What are the possible reasons for this increase in the number of jellyfish blooms along the coast of Kerala? As per regional scientists and marine biologists, this surge is attributed to several factors, both natural and man-made ones. A variety of natural factors, including winds, changing tidal movements, surface currents, water temperature, salinity, dissolved oxygen, as well as man-made factors- such as water quality deterioration, eutrophication, overfishing, translocation, habitat modification have a significant role to play here.
“The complex life cycle of this Cnidarian species is a major contributing factor for its unique existence, which is often impervious to rising temperatures and lack of oxygen in the water. They can survive in such conditions, as opposed to other marine beings. Therefore, a rise in sea temperature and global warming can facilitate these blooms,” says Riyas A., research scholar.

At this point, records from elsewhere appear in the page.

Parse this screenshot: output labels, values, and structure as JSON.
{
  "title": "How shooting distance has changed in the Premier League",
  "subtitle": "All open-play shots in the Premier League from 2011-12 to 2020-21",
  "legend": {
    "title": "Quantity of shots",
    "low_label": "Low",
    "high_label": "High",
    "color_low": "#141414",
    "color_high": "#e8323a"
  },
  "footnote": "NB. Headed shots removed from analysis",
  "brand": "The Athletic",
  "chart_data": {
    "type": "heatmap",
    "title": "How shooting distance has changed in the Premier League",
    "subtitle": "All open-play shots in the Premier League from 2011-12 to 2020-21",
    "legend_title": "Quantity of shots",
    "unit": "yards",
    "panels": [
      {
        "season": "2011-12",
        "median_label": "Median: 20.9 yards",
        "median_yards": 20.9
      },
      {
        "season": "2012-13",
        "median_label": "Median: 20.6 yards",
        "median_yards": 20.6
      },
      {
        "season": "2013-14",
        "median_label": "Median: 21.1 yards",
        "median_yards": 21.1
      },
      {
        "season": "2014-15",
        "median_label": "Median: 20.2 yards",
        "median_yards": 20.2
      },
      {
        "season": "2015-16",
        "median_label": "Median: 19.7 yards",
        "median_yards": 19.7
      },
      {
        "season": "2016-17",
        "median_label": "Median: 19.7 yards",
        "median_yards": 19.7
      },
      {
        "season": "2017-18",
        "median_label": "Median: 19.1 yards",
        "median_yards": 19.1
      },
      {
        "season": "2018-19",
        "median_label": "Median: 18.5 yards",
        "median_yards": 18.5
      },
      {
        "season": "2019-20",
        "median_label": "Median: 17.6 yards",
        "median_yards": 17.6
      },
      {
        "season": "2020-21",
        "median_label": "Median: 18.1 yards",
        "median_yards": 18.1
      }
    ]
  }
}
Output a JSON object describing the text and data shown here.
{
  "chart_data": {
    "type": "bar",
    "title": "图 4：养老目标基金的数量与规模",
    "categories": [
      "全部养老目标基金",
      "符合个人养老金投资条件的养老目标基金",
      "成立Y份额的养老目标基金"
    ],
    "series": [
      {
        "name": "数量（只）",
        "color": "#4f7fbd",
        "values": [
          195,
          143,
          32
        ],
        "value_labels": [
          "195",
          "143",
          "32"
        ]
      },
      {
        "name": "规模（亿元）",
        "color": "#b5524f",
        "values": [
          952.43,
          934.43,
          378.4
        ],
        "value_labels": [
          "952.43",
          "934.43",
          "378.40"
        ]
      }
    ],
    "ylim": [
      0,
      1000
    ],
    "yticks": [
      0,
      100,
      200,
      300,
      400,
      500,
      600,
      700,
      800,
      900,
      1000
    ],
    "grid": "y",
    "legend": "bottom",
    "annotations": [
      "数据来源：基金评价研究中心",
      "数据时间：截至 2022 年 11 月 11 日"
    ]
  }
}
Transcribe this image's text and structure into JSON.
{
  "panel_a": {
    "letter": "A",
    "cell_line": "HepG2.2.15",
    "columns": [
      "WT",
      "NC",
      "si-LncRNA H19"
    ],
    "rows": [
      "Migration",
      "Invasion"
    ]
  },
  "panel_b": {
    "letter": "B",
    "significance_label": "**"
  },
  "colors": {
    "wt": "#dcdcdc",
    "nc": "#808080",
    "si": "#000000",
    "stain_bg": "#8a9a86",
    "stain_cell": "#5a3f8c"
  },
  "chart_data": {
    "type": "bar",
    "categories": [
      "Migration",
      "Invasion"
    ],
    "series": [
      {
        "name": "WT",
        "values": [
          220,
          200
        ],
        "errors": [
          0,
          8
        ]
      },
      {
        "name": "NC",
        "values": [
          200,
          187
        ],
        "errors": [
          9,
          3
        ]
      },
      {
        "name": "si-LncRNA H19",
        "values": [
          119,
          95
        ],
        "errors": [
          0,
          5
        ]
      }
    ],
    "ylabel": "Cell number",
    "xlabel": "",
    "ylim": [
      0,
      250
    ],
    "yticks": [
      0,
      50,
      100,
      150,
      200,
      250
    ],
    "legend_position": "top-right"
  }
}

But researchers also mention that it would be wrong to say that climate change is the only reason for this global phenomenon. “Kerala’s coastal infrastructure can be another factor. Two-thirds of the state’s seawalls are made of granite, providing a hard surface for jellyfish larva to settle and multiple,” notes A. Biju Kumar. Increasing marine activities, which lead to rising nutrient levels in the sea (particularly phosphates, leading to eutrophication) can increase the productivity of planktons, which jellyfish mostly feed on. “When the number of planktons increases, jellyfish also increase. Its natural predators like sea turtles and swordfish are supposed to prey on jellyfish and maintain the balance of the marine food chain, but when there are fewer predators, it is only natural that jellyfish populations surge,” added the professor.
The way forward
Scientists are united in their opinion that not only are there no quick-fixes to this issue, but also that such an approach would be detrimental to the study of the species. “We are yet to efficiently and economically utilise the jellyfish found in Kerala’s coasts, as opposed to states like Andhra Pradesh, which started engaging in jellyfish processing, trade and export to Southeast-Asian countries four to five years ago,” observes Dinesh Kaippilly, Head of the Department, Aquaculture, Kerala University of Fisheries and Ocean Studies (KUFOS). Export earnings from jelly fish in the state are negligible: In the last 20 years, exports have remained at a meagre 1,092 tonnes in the state.
It was only in 2000, when a large number of jellyfish blocked the cooling system of the Madras Atomic Power Station in Kalpakkam, Tamil Nadu, that discussions on jellyfish blooms and their consequences gained the spotlight in India. “Lack of adequate background and historical data pertinent to the region is a major deterrent for jellyfish studies. This is because the species had no economic value earlier, and it is only now that some research is being done on its export and trade value. Its impact on aquaculture also needs to be scientifically studied, because this definitely has ramifications on the marine economy of the state,” says Biju Kumar.
The species’ taxonomic diversity and complex life cycle make it further challenging for researchers to properly categorise and mark their surge in population because the rate of jellyfish blooms are often variable and irregular. It is in this hope that the University of Kerala plans to host the Seventh International Jellyfish Bloom Symposium at Thiruvananthapuram in 2022, in an attempt to address the gap in the region’s jellyfish studies.
The scientists, therefore, call for a holistic understanding of the surge of jellyfish blooms. While this seems to be linked to human activities, their mechanisms need to be thoroughly researched, due to the significant impact it has on marine ecosystems and human beings. Fisher workers, meanwhile, are on the look-out for other options, like new devices, to tackle the jellyfish influx.